Click on the following, if you want, to see what happened when a parent out shopping with their children showed them a Donald Trump mask. Apparently, many who have clicked on this video to a point where it has gone viral on Youtube think it is unfunny, but I’m not so sure it doesn’t stray in to a zone of child abuse –
.Now here is some recent information from Brock University, offering advice on how to help kids cope with the spooks they cross paths with on Halloween –
EXPERT ADVISORY: How to handle Halloween’s scary health effects
From Brock University in St. Catharines/Niagara
When it comes to children’s health around Halloween, education and a bit of planning can go a long way, says a Brock University expert.
Kimberley Zonneveld, Assistant Professor in the Centre for Applied Disability Studies, recommends parents talk to their kids well in advance of Halloween Day.
“Don’t wait until the day of. Parents should be talking to their kids about what’s going to happen and what the expectations are,” says Zonneveld, whose research focuses on the food choices of young children.
She suggests giving kids advance warning that Halloween won’t be a “free-for-all.”
“Let them know that they can have some candy each day, but I also recommend increasing the intake of healthy foods. Talk to kids about what food is — that it’s fuel and that sugary foods aren’t good fuel,” she says.
As for the candy cache that might result from a successful night of trick-or-treating, Zonneveld says parents should be in control.
“Kids don’t know enough about the negative health effects of too much sugar to make healthy food choices, so I personally think it’s important for parents to be in control,” she says.
Andrea Josse, Assistant Professor in Brock’s Department of Kinesiology agrees, saying that parents need to “pull back the reins and be in charge of giving the candy over.”

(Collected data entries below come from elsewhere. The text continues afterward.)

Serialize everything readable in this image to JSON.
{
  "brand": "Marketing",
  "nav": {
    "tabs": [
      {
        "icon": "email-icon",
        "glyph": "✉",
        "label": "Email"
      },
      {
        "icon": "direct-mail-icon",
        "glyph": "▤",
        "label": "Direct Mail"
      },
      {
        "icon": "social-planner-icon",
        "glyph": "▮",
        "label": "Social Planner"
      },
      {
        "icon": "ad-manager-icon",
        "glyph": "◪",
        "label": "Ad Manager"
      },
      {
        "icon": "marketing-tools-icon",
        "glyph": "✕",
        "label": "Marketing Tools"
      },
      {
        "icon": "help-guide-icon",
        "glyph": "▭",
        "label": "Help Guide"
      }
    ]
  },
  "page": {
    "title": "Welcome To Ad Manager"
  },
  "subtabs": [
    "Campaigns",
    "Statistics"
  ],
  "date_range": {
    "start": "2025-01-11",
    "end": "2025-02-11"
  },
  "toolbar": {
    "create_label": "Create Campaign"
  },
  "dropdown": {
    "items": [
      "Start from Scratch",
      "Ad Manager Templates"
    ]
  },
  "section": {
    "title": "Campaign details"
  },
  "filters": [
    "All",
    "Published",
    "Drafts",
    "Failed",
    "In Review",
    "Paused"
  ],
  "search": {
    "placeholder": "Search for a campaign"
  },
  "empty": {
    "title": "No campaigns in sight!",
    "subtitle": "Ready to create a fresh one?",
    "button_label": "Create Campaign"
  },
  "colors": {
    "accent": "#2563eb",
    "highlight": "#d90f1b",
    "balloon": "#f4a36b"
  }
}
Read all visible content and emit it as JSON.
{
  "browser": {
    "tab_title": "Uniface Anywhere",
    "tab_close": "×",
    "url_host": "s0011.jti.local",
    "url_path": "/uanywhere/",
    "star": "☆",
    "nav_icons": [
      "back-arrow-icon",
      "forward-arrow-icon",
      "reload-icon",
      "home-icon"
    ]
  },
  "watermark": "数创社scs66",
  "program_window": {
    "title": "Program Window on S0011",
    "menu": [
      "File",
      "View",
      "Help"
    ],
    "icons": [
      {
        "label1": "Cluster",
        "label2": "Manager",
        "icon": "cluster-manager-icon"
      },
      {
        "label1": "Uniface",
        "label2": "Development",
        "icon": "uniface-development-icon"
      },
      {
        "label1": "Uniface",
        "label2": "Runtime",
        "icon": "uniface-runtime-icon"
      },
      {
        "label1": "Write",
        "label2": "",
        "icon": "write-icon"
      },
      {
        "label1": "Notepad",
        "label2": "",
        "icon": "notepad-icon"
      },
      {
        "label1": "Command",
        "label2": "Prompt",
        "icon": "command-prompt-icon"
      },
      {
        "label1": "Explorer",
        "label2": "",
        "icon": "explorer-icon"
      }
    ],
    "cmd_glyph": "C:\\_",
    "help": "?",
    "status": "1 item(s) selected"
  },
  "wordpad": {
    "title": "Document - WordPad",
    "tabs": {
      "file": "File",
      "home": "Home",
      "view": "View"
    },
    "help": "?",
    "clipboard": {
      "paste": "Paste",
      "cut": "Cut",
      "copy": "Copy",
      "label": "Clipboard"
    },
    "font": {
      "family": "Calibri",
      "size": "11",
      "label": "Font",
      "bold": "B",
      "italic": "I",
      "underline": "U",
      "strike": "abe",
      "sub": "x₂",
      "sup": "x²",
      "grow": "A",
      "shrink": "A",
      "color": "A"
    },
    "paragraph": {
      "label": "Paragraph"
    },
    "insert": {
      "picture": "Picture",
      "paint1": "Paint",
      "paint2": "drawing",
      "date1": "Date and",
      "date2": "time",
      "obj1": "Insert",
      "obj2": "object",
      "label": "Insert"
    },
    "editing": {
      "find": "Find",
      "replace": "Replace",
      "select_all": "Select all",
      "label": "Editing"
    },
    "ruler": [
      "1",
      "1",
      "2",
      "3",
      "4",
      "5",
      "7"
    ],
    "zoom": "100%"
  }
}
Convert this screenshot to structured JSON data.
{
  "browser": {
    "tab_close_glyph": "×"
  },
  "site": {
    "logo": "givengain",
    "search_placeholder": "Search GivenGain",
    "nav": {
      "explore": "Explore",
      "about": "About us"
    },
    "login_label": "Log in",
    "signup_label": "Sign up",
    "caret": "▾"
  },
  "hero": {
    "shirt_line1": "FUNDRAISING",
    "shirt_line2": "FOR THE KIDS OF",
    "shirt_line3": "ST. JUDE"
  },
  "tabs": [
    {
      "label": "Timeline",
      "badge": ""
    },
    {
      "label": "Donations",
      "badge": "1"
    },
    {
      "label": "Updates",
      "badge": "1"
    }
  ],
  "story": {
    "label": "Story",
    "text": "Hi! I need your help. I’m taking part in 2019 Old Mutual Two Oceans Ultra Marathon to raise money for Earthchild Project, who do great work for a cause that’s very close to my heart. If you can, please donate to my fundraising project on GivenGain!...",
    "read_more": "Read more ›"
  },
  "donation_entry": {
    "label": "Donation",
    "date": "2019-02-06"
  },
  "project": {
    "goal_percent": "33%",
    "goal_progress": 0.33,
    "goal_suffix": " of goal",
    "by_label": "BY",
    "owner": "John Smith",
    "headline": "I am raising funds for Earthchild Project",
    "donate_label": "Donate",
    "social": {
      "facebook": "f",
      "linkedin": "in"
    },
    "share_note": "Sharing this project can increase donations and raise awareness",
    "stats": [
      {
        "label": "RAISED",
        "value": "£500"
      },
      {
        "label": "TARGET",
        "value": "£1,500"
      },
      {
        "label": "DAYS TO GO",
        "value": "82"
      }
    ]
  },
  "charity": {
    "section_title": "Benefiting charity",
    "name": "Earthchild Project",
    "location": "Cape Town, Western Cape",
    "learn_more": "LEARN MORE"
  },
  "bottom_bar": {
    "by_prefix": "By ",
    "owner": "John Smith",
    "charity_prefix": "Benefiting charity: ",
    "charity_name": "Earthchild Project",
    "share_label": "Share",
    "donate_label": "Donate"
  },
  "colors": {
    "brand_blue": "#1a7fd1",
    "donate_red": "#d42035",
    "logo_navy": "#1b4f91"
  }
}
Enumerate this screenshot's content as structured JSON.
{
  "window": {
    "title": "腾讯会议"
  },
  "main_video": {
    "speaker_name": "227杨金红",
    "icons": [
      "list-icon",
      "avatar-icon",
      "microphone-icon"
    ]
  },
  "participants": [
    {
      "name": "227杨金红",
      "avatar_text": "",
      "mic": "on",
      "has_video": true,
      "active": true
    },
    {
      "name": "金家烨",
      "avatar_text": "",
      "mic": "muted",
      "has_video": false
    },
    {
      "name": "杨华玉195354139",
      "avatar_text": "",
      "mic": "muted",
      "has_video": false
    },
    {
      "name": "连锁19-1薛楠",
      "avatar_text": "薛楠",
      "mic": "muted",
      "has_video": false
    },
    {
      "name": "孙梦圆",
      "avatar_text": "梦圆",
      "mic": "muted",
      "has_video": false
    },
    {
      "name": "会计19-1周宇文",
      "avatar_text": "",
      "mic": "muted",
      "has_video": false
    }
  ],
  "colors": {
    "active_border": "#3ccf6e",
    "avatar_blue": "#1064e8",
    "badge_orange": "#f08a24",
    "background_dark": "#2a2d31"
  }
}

“I’m all about the mindset of everything in moderation. I don’t like to withhold candy from the kids, because they find it such an exciting time,” she says. “I think within moderation, they can still enjoy the fruits of their labour of walking around to get the Halloween candy.”
However, Josse says she sees nothing wrong with discreetly shrinking the pile. This includes parents going through the candy stash to remove what may be unsafe, such as hard candies without sticks for young children.
“I think parents should dispose of some of it. Where I live, there are a lot of pediatric dentists nearby and some of them will switch the candy out for a toy. Parents can do this too.
“Halloween to me is not just about eating all the candy you can. There are certainly teachable moments around it,” Josse says.